# 5 mA, 50 mV 10ohms, could be used to measure a current.

• Dec 11th 2006, 12:29 PM
turbod15b
5 mA, 50 mV 10ohms, could be used to measure a current.
how do i show the formulae used :confused:

can someone show me how to draw a diagram including componenet values plz

cheers.
• Dec 11th 2006, 01:01 PM
topsquark
Quote:

Originally Posted by turbod15b
how do i show the formulae used :confused:

can someone show me how to draw a diagram including componenet values plz

cheers.

It looks like you are trying to use Ohm's Law? I think you need to tell us what the actual question is so we can help you answer it. There's precious little information here!

-Dan
• Dec 11th 2006, 02:41 PM
turbod15b
show, with the aid of a simple hand drawn diagram including component values, how a meter movement labelled: 5mA, 50 mV, 10 ohms, could be used to measure a current of 1A in a circuit.

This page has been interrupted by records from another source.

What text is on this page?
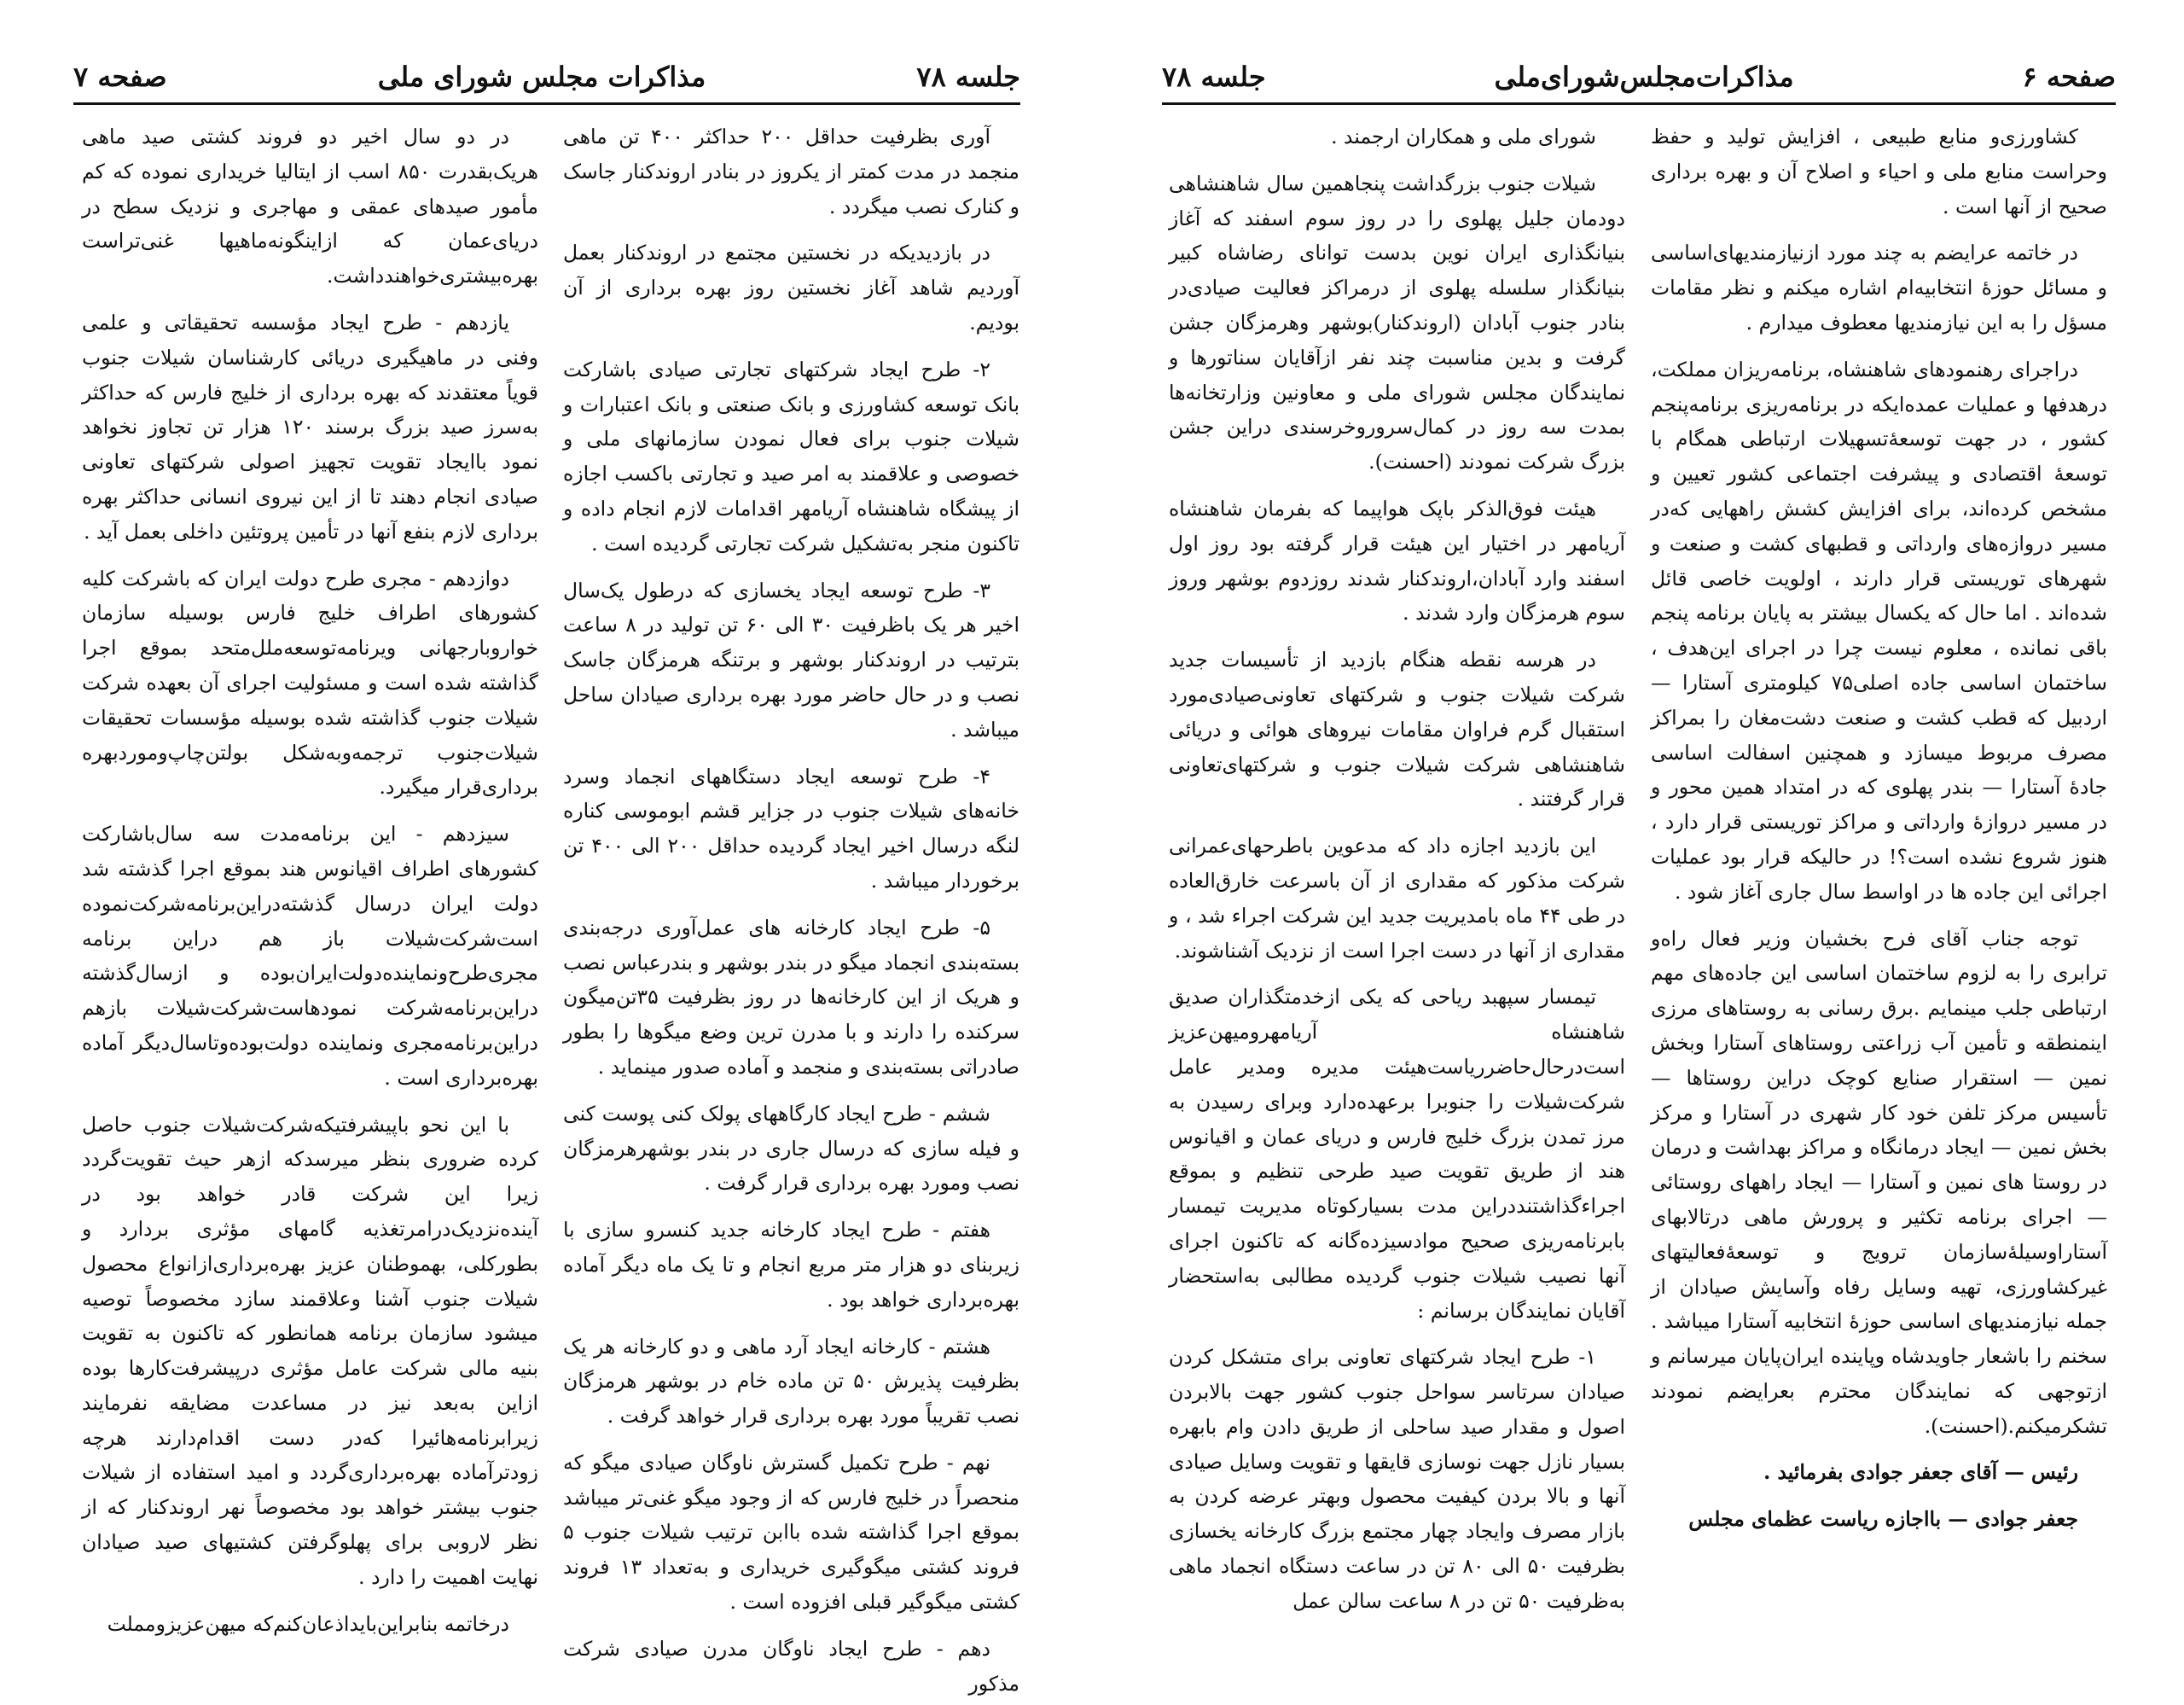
جلسه ۷۸
مذاکرات مجلس شورای ملی
صفحه ۷

آوری بظرفیت حداقل ۲۰۰ حداکثر ۴۰۰ تن ماهی منجمد در مدت کمتر از یکروز در بنادر اروندکنار جاسک و کنارک نصب میگردد .

در بازدیدیکه در نخستین مجتمع در اروندکنار بعمل آوردیم شاهد آغاز نخستین روز بهره برداری از آن بودیم.

۲- طرح ایجاد شرکتهای تجارتی صیادی باشارکت بانک توسعه کشاورزی و بانک صنعتی و بانک اعتبارات و شیلات جنوب برای فعال نمودن سازمانهای ملی و خصوصی و علاقمند به امر صید و تجارتی باکسب اجازه از پیشگاه شاهنشاه آریامهر اقدامات لازم انجام داده و تاکنون منجر به‌تشکیل شرکت تجارتی گردیده است .

۳- طرح توسعه ایجاد یخسازی که درطول یک‌سال اخیر هر یک باظرفیت ۳۰ الی ۶۰ تن تولید در ۸ ساعت بترتیب در اروندکنار بوشهر و برتنگه هرمزگان جاسک نصب و در حال حاضر مورد بهره برداری صیادان ساحل میباشد .

۴- طرح توسعه ایجاد دستگاههای انجماد وسرد خانه‌های شیلات جنوب در جزایر قشم ابوموسی کناره لنگه درسال اخیر ایجاد گردیده حداقل ۲۰۰ الی ۴۰۰ تن برخوردار میباشد .

۵- طرح ایجاد کارخانه های عمل‌آوری درجه‌بندی بسته‌بندی انجماد میگو در بندر بوشهر و بندرعباس نصب و هریک از این کارخانه‌ها در روز بظرفیت ۳۵تن‌میگون سرکنده را دارند و با مدرن ترین وضع میگوها را بطور صادراتی بسته‌بندی و منجمد و آماده صدور مینماید .

ششم - طرح ایجاد کارگاههای پولک کنی پوست کنی و فیله سازی که درسال جاری در بندر بوشهرهرمزگان نصب ومورد بهره برداری قرار گرفت .

هفتم - طرح ایجاد کارخانه جدید کنسرو سازی با زیربنای دو هزار متر مربع انجام و تا یک ماه دیگر آماده بهره‌برداری خواهد بود .

هشتم - کارخانه ایجاد آرد ماهی و دو کارخانه هر یک بظرفیت پذیرش ۵۰ تن ماده خام در بوشهر هرمزگان نصب تقریباً مورد بهره برداری قرار خواهد گرفت .

نهم - طرح تکمیل گسترش ناوگان صیادی میگو که منحصراً در خلیج فارس که از وجود میگو غنی‌تر میباشد بموقع اجرا گذاشته شده باابن ترتیب شیلات جنوب ۵ فروند کشتی میگوگیری خریداری و به‌تعداد ۱۳ فروند کشتی میگوگیر قبلی افزوده است .

دهم - طرح ایجاد ناوگان مدرن صیادی شرکت مذکور

در دو سال اخیر دو فروند کشتی صید ماهی هریک‌بقدرت ۸۵۰ اسب از ایتالیا خریداری نموده که کم مأمور صیدهای عمقی و مهاجری و نزدیک سطح در دریای‌عمان که ازاینگونه‌ماهیها غنی‌تراست بهره‌بیشتری‌خواهندداشت.

یازدهم - طرح ایجاد مؤسسه تحقیقاتی و علمی وفنی در ماهیگیری دریائی کارشناسان شیلات جنوب قویاً معتقدند که بهره برداری از خلیج فارس که حداکثر به‌سرز صید بزرگ برسند ۱۲۰ هزار تن تجاوز نخواهد نمود باایجاد تقویت تجهیز اصولی شرکتهای تعاونی صیادی انجام دهند تا از این نیروی انسانی حداکثر بهره برداری لازم بنفع آنها در تأمین پروتئین داخلی بعمل آید .

دوازدهم - مجری طرح دولت ایران که باشرکت کلیه کشورهای اطراف خلیج فارس بوسیله سازمان خواروبارجهانی ویرنامه‌توسعه‌ملل‌متحد بموقع اجرا گذاشته شده است و مسئولیت اجرای آن بعهده شرکت شیلات جنوب گذاشته شده بوسیله مؤسسات تحقیقات شیلات‌جنوب ترجمه‌وبه‌شکل بولتن‌چاپ‌ومورد‌بهره برداری‌قرار میگیرد.

سیزدهم - این برنامه‌مدت سه سال‌باشارکت کشورهای اطراف اقیانوس هند بموقع اجرا گذشته شد دولت ایران درسال گذشته‌دراین‌برنامه‌شرکت‌نموده است‌شرکت‌شیلات باز هم دراین برنامه مجری‌طرح‌ونماینده‌دولت‌ایران‌بوده و ازسال‌گذشته دراین‌برنامه‌شرکت نمودهاست‌شرکت‌شیلات بازهم دراین‌برنامه‌مجری ونماینده دولت‌بوده‌وتا‌سال‌دیگر آماده بهره‌برداری است .

با این نحو باپیشرفتیکه‌شرکت‌شیلات جنوب حاصل کرده ضروری بنظر میرسدکه ازهر حیث تقویت‌گردد زیرا این شرکت قادر خواهد بود در آینده‌نزدیک‌درامرتغذیه گامهای مؤثری بردارد و بطورکلی، بهموطنان عزیز بهره‌برداری‌ازانواع محصول شیلات جنوب آشنا وعلاقمند سازد مخصوصاً توصیه میشود سازمان برنامه همانطور که تاکنون به تقویت بنیه مالی شرکت عامل مؤثری درپیشرفت‌کارها بوده ازاین به‌بعد نیز در مساعدت مضایقه نفرمایند زیرابرنامه‌هائیرا که‌در دست اقدام‌دارند هرچه زودترآماده بهره‌برداری‌گردد و امید استفاده از شیلات جنوب بیشتر خواهد بود مخصوصاً نهر اروندکنار که از نظر لاروبی برای پهلوگرفتن کشتیهای صید صیادان نهایت اهمیت را دارد .

درخاتمه بنابراین‌بایداذعان‌کنم‌که میهن‌عزیزومملت

صفحه ۶
مذاکرات‌مجلس‌شورای‌ملی
جلسه ۷۸

کشاورزی‌و منابع طبیعی ، افزایش تولید و حفظ وحراست منابع ملی و احیاء و اصلاح آن و بهره برداری صحیح از آنها است .

در خاتمه عرایضم به چند مورد ازنیازمندیهای‌اساسی و مسائل حوزهٔ انتخابیه‌ام اشاره میکنم و نظر مقامات مسؤل را به این نیازمندیها معطوف میدارم .

دراجرای رهنمودهای شاهنشاه، برنامه‌ریزان مملکت، درهدفها و عملیات عمده‌ایکه در برنامه‌ریزی برنامه‌پنجم کشور ، در جهت توسعهٔ‌تسهیلات ارتباطی همگام با توسعهٔ اقتصادی و پیشرفت اجتماعی کشور تعیین و مشخص کرده‌اند، برای افزایش کشش راههایی که‌در مسیر دروازه‌های وارداتی و قطبهای کشت و صنعت و شهرهای توریستی قرار دارند ، اولویت خاصی قائل شده‌اند . اما حال که یکسال بیشتر به پایان برنامه پنجم باقی نمانده ، معلوم نیست چرا در اجرای این‌هدف ، ساختمان اساسی جاده اصلی۷۵ کیلومتری آستارا — اردبیل که قطب کشت و صنعت دشت‌مغان را بمراکز مصرف مربوط میسازد و همچنین اسفالت اساسی جادهٔ آستارا — بندر پهلوی که در امتداد همین محور و در مسیر دروازهٔ وارداتی و مراکز توریستی قرار دارد ، هنوز شروع نشده است؟! در حالیکه قرار بود عملیات اجرائی این جاده ها در اواسط سال جاری آغاز شود .

توجه جناب آقای فرح بخشیان وزیر فعال راه‌و ترابری را به لزوم ساختمان اساسی این جاده‌های مهم ارتباطی جلب مینمایم .برق رسانی به روستاهای مرزی اینمنطقه و تأمین آب زراعتی روستاهای آستارا وبخش نمین — استقرار صنایع کوچک دراین روستاها — تأسیس مرکز تلفن خود کار شهری در آستارا و مرکز بخش نمین — ایجاد درمانگاه و مراکز بهداشت و درمان در روستا های نمین و آستارا — ایجاد راههای روستائی — اجرای برنامه تکثیر و پرورش ماهی درتالابهای آستاراوسیلهٔ‌سازمان ترویج و توسعهٔ‌فعالیتهای غیرکشاورزی‌، تهیه وسایل رفاه وآسایش صیادان از جمله نیازمندیهای اساسی حوزهٔ انتخابیه آستارا میباشد . سخنم را باشعار جاویدشاه وپاینده ایران‌پایان میرسانم و ازتوجهی که نمایندگان محترم بعرایضم نمودند تشکرمیکنم.(احسنت).

رئیس — آقای جعفر جوادی بفرمائید .

جعفر جوادی — بااجازه ریاست عظمای مجلس

شورای ملی و همکاران ارجمند .

شیلات جنوب بزرگداشت پنجاهمین سال شاهنشاهی دودمان جلیل پهلوی را در روز سوم اسفند که آغاز بنیانگذاری ایران نوین بدست توانای رضاشاه کبیر بنیانگذار سلسله پهلوی از درمراکز فعالیت صیادی‌در بنادر جنوب آبادان (اروندکنار)بوشهر وهرمزگان جشن گرفت و بدین مناسبت چند نفر ازآقایان سناتورها و نمایندگان مجلس شورای ملی و معاونین وزارتخانه‌ها بمدت سه روز در کمال‌سروروخرسندی دراین جشن بزرگ شرکت نمودند (احسنت).

هیئت فوق‌الذکر باپک هواپیما که بفرمان شاهنشاه آریامهر در اختیار این هیئت قرار گرفته بود روز اول اسفند وارد آبادان،اروندکنار شدند روزدوم بوشهر وروز سوم هرمزگان وارد شدند .

در هرسه نقطه هنگام بازدید از تأسیسات جدید شرکت شیلات جنوب و شرکتهای تعاونی‌صیادی‌مورد استقبال گرم فراوان مقامات نیروهای هوائی و دریائی شاهنشاهی شرکت شیلات جنوب و شرکتهای‌تعاونی قرار گرفتند .

این بازدید اجازه داد که مدعوین باطرحهای‌عمرانی شرکت مذکور که مقداری از آن باسرعت خارق‌العاده در طی ۴۴ ماه بامدیریت جدید این شرکت اجراء شد ، و مقداری از آنها در دست اجرا است از نزدیک آشناشوند.

تیمسار سپهبد ریاحی که یکی ازخدمتگذاران صدیق شاهنشاه آریامهرومیهن‌عزیز است‌درحال‌حاضر‌ریاست‌هیئت مدیره ومدیر عامل شرکت‌شیلات را جنوبرا برعهده‌دارد وبرای رسیدن به مرز تمدن بزرگ خلیج فارس و دریای عمان و اقیانوس هند از طریق تقویت صید طرحی تنظیم و بموقع اجراءگذاشتنددراین مدت بسیارکوتاه مدیریت تیمسار بابرنامه‌ریزی صحیح موادسیزده‌گانه که تاکنون اجرای آنها نصیب شیلات جنوب گردیده مطالبی به‌استحضار آقایان نمایندگان برسانم :

۱- طرح ایجاد شرکتهای تعاونی برای متشکل کردن صیادان سرتاسر سواحل جنوب کشور جهت بالابردن اصول و مقدار صید ساحلی از طریق دادن وام بابهره بسیار نازل جهت نوسازی قایقها و تقویت وسایل صیادی آنها و بالا بردن کیفیت محصول وبهتر عرضه کردن به بازار مصرف وایجاد چهار مجتمع بزرگ کارخانه یخسازی بظرفیت ۵۰ الی ۸۰ تن در ساعت دستگاه انجماد ماهی به‌ظرفیت ۵۰ تن در ۸ ساعت سالن عمل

clearly show the formulae used, & working out required, to calculate the necessary component values

:confused:
• Dec 12th 2006, 03:05 AM
earboth
Quote:

Originally Posted by turbod15b
show, with the aid of a simple hand drawn diagram including component values, how a meter movement labelled: 5mA, 50 mV, 10 ohms, could be used to measure a current of 1A in a circuit.

clearly show the formulae used, & working out required, to calculate the necessary component values

:confused:

Hello,

to measure the current you have to use a shunt which divides the current into two branches: The smaller amount (here 5 mA) passes through the meter, the bigger amount (here: 995 mA) passes through the resistor. See attachment.

Formulae in a parallel circuit:
math]U_{total}=U_1=U_2=...[/tex]
math]I_{total}=I_1+I_2+...[/tex]
math]\frac{1}{R_{total}}=\frac{1}{R_1}+\frac{1}{R_2}+.. .[/tex]

You can take the results for your problem from the sketch.

EB

PS:: I've made a mistake typing Latex code but I couldn't find it. So I send you this reply as plain text. Hope it is useful nevertheless.